Qual è la base, la cornice cha fa funzionare bene il dialogo interreligioso in Indonesia?

La cornice che garantisce il dialogo è la “Pancasila”, la filosofia che è alla base dello stato, sancita dalla Costituzione. E’ la filosofia dei cinque principi (panca = cinque, sila = principio): fede in un unico Dio supremo; umanità giusta e civile; unità dell’Indonesia; democrazia guidata dalla saggezza; giustizia sociale. La Pancasila indica quanto c’è di buono in ogni religione, i principi comuni come solidarietà, rispetto, giustizia, e dunque è d’aiuto in un percorso di dialogo. La Pancasila è uno strumento per servire, non per dominare: serve a ribadire l’unità dell’Indonesia e l’impegno comune della popolazione indonesiana a rispettare e promuovere alcuni valori fondamentali, che garantiscono la pace e la stabilità.
In quanto credenti in Cristo, è necessario che noi sviluppiamo nella nazione uno spirito di fraternità, uguaglianza fra comunità di cultura, etnia e fede diversa, come base di riferimento per una coesistenza pacifica. Dobbiamo far crescere in tutti un atteggiamento positivo e aperto, nella reciproca conoscenza, ascolto, comprensione e dialogo.

Pensa che il modello di dialogo fra leader in Indonesia possa essere esportabile, e magari possa rappresentare un paradigma per altre aree del mondo?

Per un uomo come me che cerca di comprendere i localismi (e l’Indonesia è una nazione densa di particolarismi, lingue, culture, razze religioni), è difficile parlare di paragoni o paradigmi. Occorre sempre considerare il background storico e culturale: quando l’islam giunse in Indonesia, trovò una cultura plasmata dallo spirito indù-buddista; inoltre arrivò grazie ai commercianti, non con la violenza. I mercanti arabi rispettarono le tradizioni e gli usi locali: così l’islam si introdusse gradualmente nella società e nella tradizione culturale di Giava con discrezione, e senza eliminare la tradizione. Le modalità del dialogo sono sempre influenzate dal background storico-culturale. Il Medio Oriente, ad esempio, ha una storia politico-sociale del tutto diversa. Forse si può dire che dal Medio Oriente si può guardare oltre, verso l’Estremo Oriente, per carpire alcune dinamiche e strategie, su come portare avanti un dialogo e un incontro fruttuoso fra religioni e culture, specialmente sul versante islamo-cristiano. E’ interessante che il governo indonesiano si faccia promotore di un forum interreligioso e di un modello di buone relazioni fra leader e comunità di fede diversa.

Come è considerata la Chiesa in Indonesia?

La Chiesa (i cattolici sono 6 milioni) è tenuta in grande considerazione dalla gente perché fa molto nel campo dell’istruzione e della sanità.
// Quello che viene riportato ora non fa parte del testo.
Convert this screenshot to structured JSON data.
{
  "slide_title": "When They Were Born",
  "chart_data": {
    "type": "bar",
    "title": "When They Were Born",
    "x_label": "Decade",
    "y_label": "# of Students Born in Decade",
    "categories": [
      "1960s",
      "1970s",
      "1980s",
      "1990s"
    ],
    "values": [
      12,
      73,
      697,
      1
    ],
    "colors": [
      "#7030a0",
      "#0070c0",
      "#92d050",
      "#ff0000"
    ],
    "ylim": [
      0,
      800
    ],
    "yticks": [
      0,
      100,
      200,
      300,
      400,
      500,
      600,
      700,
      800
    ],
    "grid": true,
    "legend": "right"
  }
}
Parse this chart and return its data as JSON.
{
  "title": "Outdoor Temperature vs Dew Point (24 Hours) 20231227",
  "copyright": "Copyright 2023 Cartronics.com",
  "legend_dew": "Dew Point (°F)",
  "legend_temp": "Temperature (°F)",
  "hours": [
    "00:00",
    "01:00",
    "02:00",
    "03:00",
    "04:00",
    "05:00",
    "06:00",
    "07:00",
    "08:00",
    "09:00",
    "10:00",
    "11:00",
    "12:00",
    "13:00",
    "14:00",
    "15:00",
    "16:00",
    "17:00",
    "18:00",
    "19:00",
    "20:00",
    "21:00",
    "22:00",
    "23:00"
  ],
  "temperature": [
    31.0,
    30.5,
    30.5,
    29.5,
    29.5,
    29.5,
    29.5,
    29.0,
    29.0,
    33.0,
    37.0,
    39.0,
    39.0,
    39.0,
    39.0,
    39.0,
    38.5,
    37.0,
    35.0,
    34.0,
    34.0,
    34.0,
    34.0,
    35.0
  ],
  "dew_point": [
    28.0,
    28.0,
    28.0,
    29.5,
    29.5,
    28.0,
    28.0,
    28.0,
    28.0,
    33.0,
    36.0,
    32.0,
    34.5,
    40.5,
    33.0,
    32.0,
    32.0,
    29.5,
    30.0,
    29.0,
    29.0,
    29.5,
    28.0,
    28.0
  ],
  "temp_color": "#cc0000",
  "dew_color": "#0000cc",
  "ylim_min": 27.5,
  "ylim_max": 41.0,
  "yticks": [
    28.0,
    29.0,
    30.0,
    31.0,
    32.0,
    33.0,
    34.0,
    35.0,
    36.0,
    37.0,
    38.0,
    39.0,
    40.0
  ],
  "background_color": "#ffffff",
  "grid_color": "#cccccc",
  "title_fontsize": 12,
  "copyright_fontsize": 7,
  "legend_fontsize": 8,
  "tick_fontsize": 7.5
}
Queste opere sono molto apprezzate soprattutto nelle aree rurali, dove spesso non vi sono altre strutture statali. Vogliamo servire le persone nel modo migliore, assistendo soprattutto i poveri. Gli ospedali cattolici hanno una sezione speciale per gli indigenti, che non hanno nemmeno l’assistenza sanitaria di base. I Vescovi stanno costruendo la Caritas indonesiana che si chiama “Karina”: un bel passo avanti per il movimento di solidarietà che la Chiesa ha sempre assicurato al popolo indonesiano, come si è visto anche in occasione dello tsunami o degli ultimi disastri naturali a Giava.